Für unsere Interviewreihe „Davon leben“ spricht Martin Spieß heute mit dem Tontechniker Jörg Reinke über Brotjobs und Depri-Phasen.

Kunst machen – klar. Aber davon leben? Für „Davon leben“ trifft Martin Spieß sich mit Künstlerinnen und Künstlern an der Peripherie des ganz großen Erfolgs. Dort, wo es wenig Geld, aber viel Leidenschaft gibt. Heute im Gespräch: Jörg Reinke, 35. Er ist ein Berliner Tontechniker und betreibt das Tonstudio Tonevision, das nach etlichen Jahren in Berlin-Frohnau vor zwei Jahren nach Bergfelde umgezogen ist.

Du bist am 11. September 1981 in Berlin geboren, richtig? In Frohnau aufgewachsen, Schule, Abitur, Zivi?

Ich bin gebürtiger Charlottenburger. Aber ich habe kein Abi. Ich frage mich, wieso du so einen wie mich überhaupt interviewst (lacht). Und ich hab Wehrdienst gemacht. Danach kamen eine Selbstfindungsphase und diverse Nebenjobs.

Was waren das für Nebenjobs? Und hatten die was mit der Selbstfindung zu tun?

Das waren verschiedene Umzugshelferjobs, aber auch Kulissenbau für Filme, zum Beispiel. Und die waren gut, um zu wissen, was ich nicht machen will. Aber darüber bin ich auch wieder auf meinen Favorit Tontechnik getroffen. Das war in der fünften und sechsten Klasse schon eine Lieblingsbeschäftigung: mit Tapedecks zu hantieren, Tapes zu kleben, zu überspielen, aufzunehmen und so.
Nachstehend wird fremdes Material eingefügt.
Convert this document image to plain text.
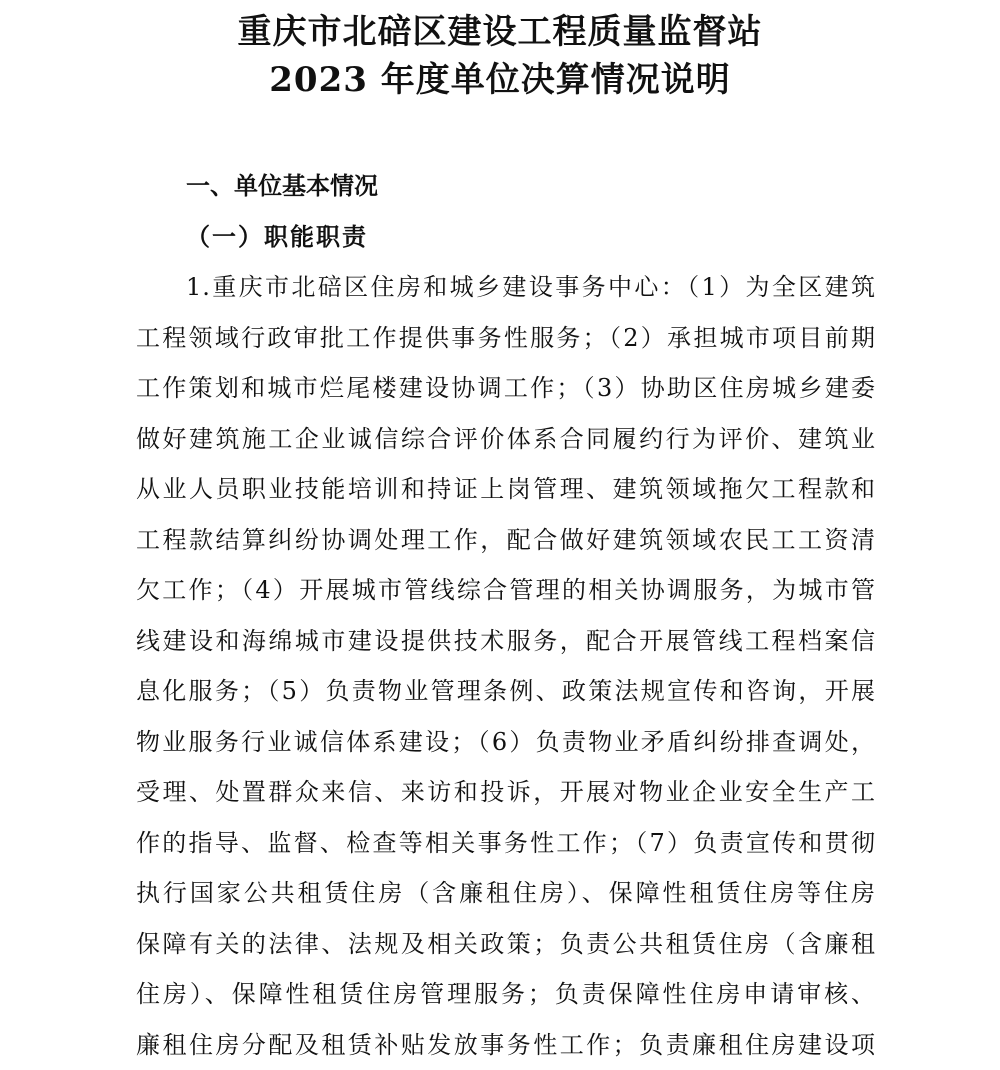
重庆市北碚区建设工程质量监督站
2023 年度单位决算情况说明
一、单位基本情况
（一）职能职责
1.重庆市北碚区住房和城乡建设事务中心：（1）为全区建筑
工程领域行政审批工作提供事务性服务；（2）承担城市项目前期
工作策划和城市烂尾楼建设协调工作；（3）协助区住房城乡建委
做好建筑施工企业诚信综合评价体系合同履约行为评价、建筑业
从业人员职业技能培训和持证上岗管理、建筑领域拖欠工程款和
工程款结算纠纷协调处理工作，配合做好建筑领域农民工工资清
欠工作；（4）开展城市管线综合管理的相关协调服务，为城市管
线建设和海绵城市建设提供技术服务，配合开展管线工程档案信
息化服务；（5）负责物业管理条例、政策法规宣传和咨询，开展
物业服务行业诚信体系建设；（6）负责物业矛盾纠纷排查调处，
受理、处置群众来信、来访和投诉，开展对物业企业安全生产工
作的指导、监督、检查等相关事务性工作；（7）负责宣传和贯彻
执行国家公共租赁住房（含廉租住房）、保障性租赁住房等住房
保障有关的法律、法规及相关政策；负责公共租赁住房（含廉租
住房）、保障性租赁住房管理服务；负责保障性住房申请审核、
廉租住房分配及租赁补贴发放事务性工作；负责廉租住房建设项
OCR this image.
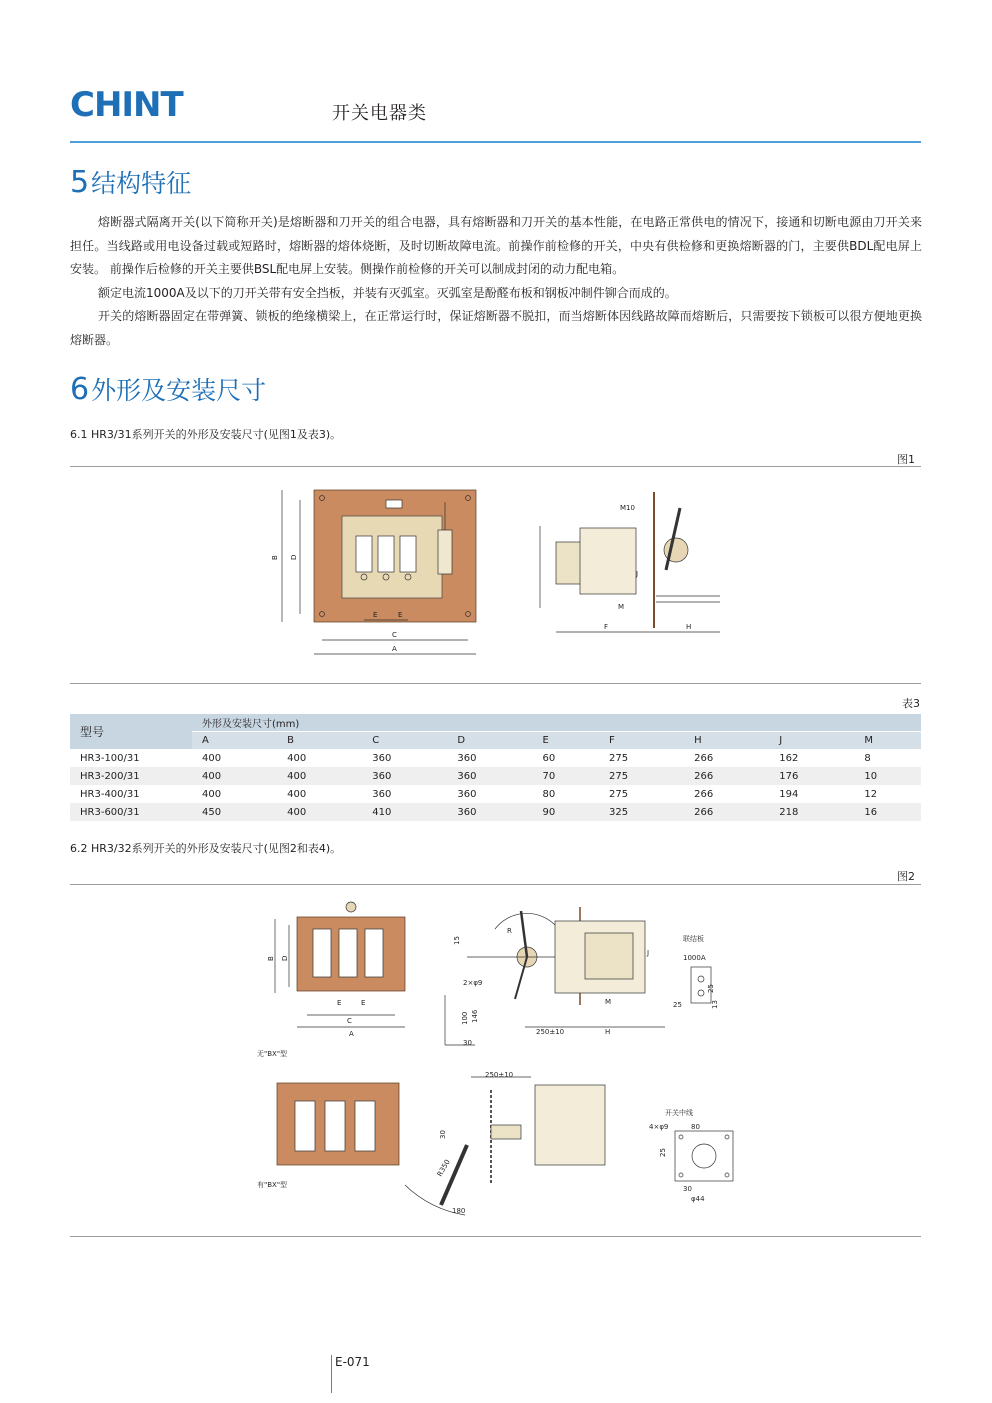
CHINT	开关电器类
5结构特征

熔断器式隔离开关(以下简称开关)是熔断器和刀开关的组合电器，具有熔断器和刀开关的基本性能，在电路正常供电的情况下，接通和切断电源由刀开关来担任。当线路或用电设备过载或短路时，熔断器的熔体烧断，及时切断故障电流。前操作前检修的开关，中央有供检修和更换熔断器的门，主要供BDL配电屏上安装。 前操作后检修的开关主要供BSL配电屏上安装。侧操作前检修的开关可以制成封闭的动力配电箱。

额定电流1000A及以下的刀开关带有安全挡板，并装有灭弧室。灭弧室是酚醛布板和钢板冲制件铆合而成的。

开关的熔断器固定在带弹簧、锁板的绝缘横梁上，在正常运行时，保证熔断器不脱扣，而当熔断体因线路故障而熔断后，只需要按下锁板可以很方便地更换熔断器。

6外形及安装尺寸
6.1 HR3/31系列开关的外形及安装尺寸(见图1及表3)。
图1
B D
E	E
C
A
M10
J
M
F	H
表3
型号	外形及安装尺寸(mm)								
	A	B	C	D	E	F	H	J	M
HR3-100/31	400	400	360	360	60	275	266	162	8
HR3-200/31	400	400	360	360	70	275	266	176	10
HR3-400/31	400	400	360	360	80	275	266	194	12
HR3-600/31	450	400	410	360	90	325	266	218	16
6.2 HR3/32系列开关的外形及安装尺寸(见图2和表4)。
图2
B D
E	E
C
A
R
15
2×φ9
100 146
30
250±10	H
M
J
250±10
30
R350
180
无"BX"型
有"BX"型
联结板
1000A
25
13
25
开关中线
4×φ9	80
25
30
φ44
E-071
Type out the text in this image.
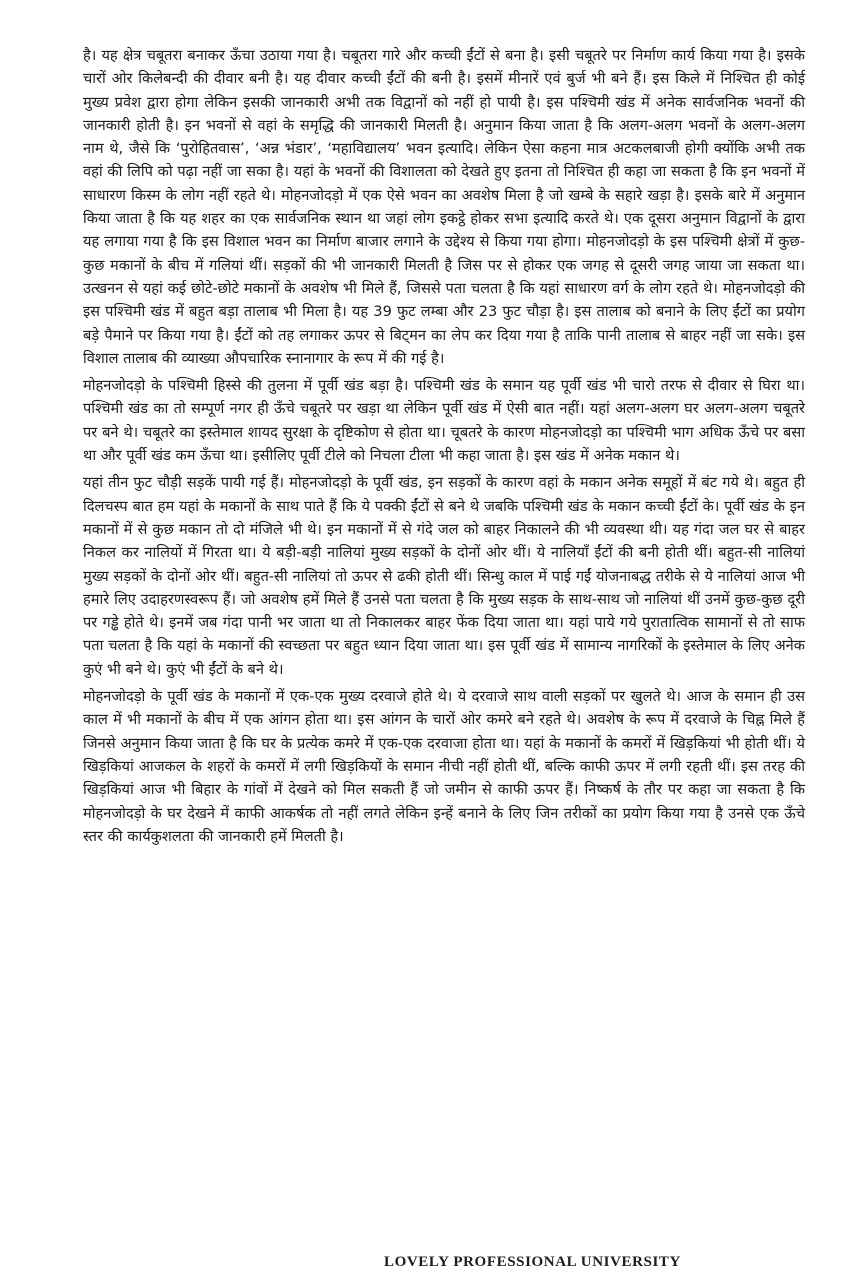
है। यह क्षेत्र चबूतरा बनाकर ऊँचा उठाया गया है। चबूतरा गारे और कच्ची ईंटों से बना है। इसी चबूतरे पर निर्माण कार्य किया गया है। इसके चारों ओर किलेबन्दी की दीवार बनी है। यह दीवार कच्ची ईंटों की बनी है। इसमें मीनारें एवं बुर्ज भी बने हैं। इस किले में निश्चित ही कोई मुख्य प्रवेश द्वारा होगा लेकिन इसकी जानकारी अभी तक विद्वानों को नहीं हो पायी है। इस पश्चिमी खंड में अनेक सार्वजनिक भवनों की जानकारी होती है। इन भवनों से वहां के समृद्धि की जानकारी मिलती है। अनुमान किया जाता है कि अलग-अलग भवनों के अलग-अलग नाम थे, जैसे कि ‘पुरोहितवास’, ‘अन्न भंडार’, ‘महाविद्यालय’ भवन इत्यादि। लेकिन ऐसा कहना मात्र अटकलबाजी होगी क्योंकि अभी तक वहां की लिपि को पढ़ा नहीं जा सका है। यहां के भवनों की विशालता को देखते हुए इतना तो निश्चित ही कहा जा सकता है कि इन भवनों में साधारण किस्म के लोग नहीं रहते थे। मोहनजोदड़ो में एक ऐसे भवन का अवशेष मिला है जो खम्बे के सहारे खड़ा है। इसके बारे में अनुमान किया जाता है कि यह शहर का एक सार्वजनिक स्थान था जहां लोग इकट्ठे होकर सभा इत्यादि करते थे। एक दूसरा अनुमान विद्वानों के द्वारा यह लगाया गया है कि इस विशाल भवन का निर्माण बाजार लगाने के उद्देश्य से किया गया होगा। मोहनजोदड़ो के इस पश्चिमी क्षेत्रों में कुछ-कुछ मकानों के बीच में गलियां थीं। सड़कों की भी जानकारी मिलती है जिस पर से होकर एक जगह से दूसरी जगह जाया जा सकता था। उत्खनन से यहां कई छोटे-छोटे मकानों के अवशेष भी मिले हैं, जिससे पता चलता है कि यहां साधारण वर्ग के लोग रहते थे। मोहनजोदड़ो की इस पश्चिमी खंड में बहुत बड़ा तालाब भी मिला है। यह 39 फुट लम्बा और 23 फुट चौड़ा है। इस तालाब को बनाने के लिए ईंटों का प्रयोग बड़े पैमाने पर किया गया है। ईंटों को तह लगाकर ऊपर से बिट्‌मन का लेप कर दिया गया है ताकि पानी तालाब से बाहर नहीं जा सके। इस विशाल तालाब की व्याख्या औपचारिक स्नानागार के रूप में की गई है।

मोहनजोदड़ो के पश्चिमी हिस्से की तुलना में पूर्वी खंड बड़ा है। पश्चिमी खंड के समान यह पूर्वी खंड भी चारो तरफ से दीवार से घिरा था। पश्चिमी खंड का तो सम्पूर्ण नगर ही ऊँचे चबूतरे पर खड़ा था लेकिन पूर्वी खंड में ऐसी बात नहीं। यहां अलग-अलग घर अलग-अलग चबूतरे पर बने थे। चबूतरे का इस्तेमाल शायद सुरक्षा के दृष्टिकोण से होता था। चूबतरे के कारण मोहनजोदड़ो का पश्चिमी भाग अधिक ऊँचे पर बसा था और पूर्वी खंड कम ऊँचा था। इसीलिए पूर्वी टीले को निचला टीला भी कहा जाता है। इस खंड में अनेक मकान थे।

यहां तीन फुट चौड़ी सड़कें पायी गई हैं। मोहनजोदड़ो के पूर्वी खंड, इन सड़कों के कारण वहां के मकान अनेक समूहों में बंट गये थे। बहुत ही दिलचस्प बात हम यहां के मकानों के साथ पाते हैं कि ये पक्की ईंटों से बने थे जबकि पश्चिमी खंड के मकान कच्ची ईंटों के। पूर्वी खंड के इन मकानों में से कुछ मकान तो दो मंजिले भी थे। इन मकानों में से गंदे जल को बाहर निकालने की भी व्यवस्था थी। यह गंदा जल घर से बाहर निकल कर नालियों में गिरता था। ये बड़ी-बड़ी नालियां मुख्य सड़कों के दोनों ओर थीं। ये नालियाँ ईंटों की बनी होती थीं। बहुत-सी नालियां मुख्य सड़कों के दोनों ओर थीं। बहुत-सी नालियां तो ऊपर से ढकी होती थीं। सिन्धु काल में पाई गईं योजनाबद्ध तरीके से ये नालियां आज भी हमारे लिए उदाहरणस्वरूप हैं। जो अवशेष हमें मिले हैं उनसे पता चलता है कि मुख्य सड़क के साथ-साथ जो नालियां थीं उनमें कुछ-कुछ दूरी पर गड्ढे होते थे। इनमें जब गंदा पानी भर जाता था तो निकालकर बाहर फेंक दिया जाता था। यहां पाये गये पुरातात्विक सामानों से तो साफ पता चलता है कि यहां के मकानों की स्वच्छता पर बहुत ध्यान दिया जाता था। इस पूर्वी खंड में सामान्य नागरिकों के इस्तेमाल के लिए अनेक कुएं भी बने थे। कुएं भी ईंटों के बने थे।

मोहनजोदड़ो के पूर्वी खंड के मकानों में एक-एक मुख्य दरवाजे होते थे। ये दरवाजे साथ वाली सड़कों पर खुलते थे। आज के समान ही उस काल में भी मकानों के बीच में एक आंगन होता था। इस आंगन के चारों ओर कमरे बने रहते थे। अवशेष के रूप में दरवाजे के चिह्न मिले हैं जिनसे अनुमान किया जाता है कि घर के प्रत्येक कमरे में एक-एक दरवाजा होता था। यहां के मकानों के कमरों में खिड़कियां भी होती थीं। ये खिड़कियां आजकल के शहरों के कमरों में लगी खिड़कियों के समान नीची नहीं होती थीं, बल्कि काफी ऊपर में लगी रहती थीं। इस तरह की खिड़कियां आज भी बिहार के गांवों में देखने को मिल सकती हैं जो जमीन से काफी ऊपर हैं। निष्कर्ष के तौर पर कहा जा सकता है कि मोहनजोदड़ो के घर देखने में काफी आकर्षक तो नहीं लगते लेकिन इन्हें बनाने के लिए जिन तरीकों का प्रयोग किया गया है उनसे एक ऊँचे स्तर की कार्यकुशलता की जानकारी हमें मिलती है।

LOVELY PROFESSIONAL UNIVERSITY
Außerdem spielte ich Schlagzeug in der Schulband. Musikunterricht hingegen war komischerweise stets ein Graus. Auch mein Schlagzeuglehrer wollte mir Notenwerte auf der Snaredrum beibringen, dabei hat mich der treibende Beat von Michael Jacksons Bad wesentlich mehr begeistert. Die musikalische Simplizität war, was mich damals gereizt hat. Vorausgesetzt, es war gut gemischt. (lacht)

Das war also schon der Grundstein für deine spätere Arbeit.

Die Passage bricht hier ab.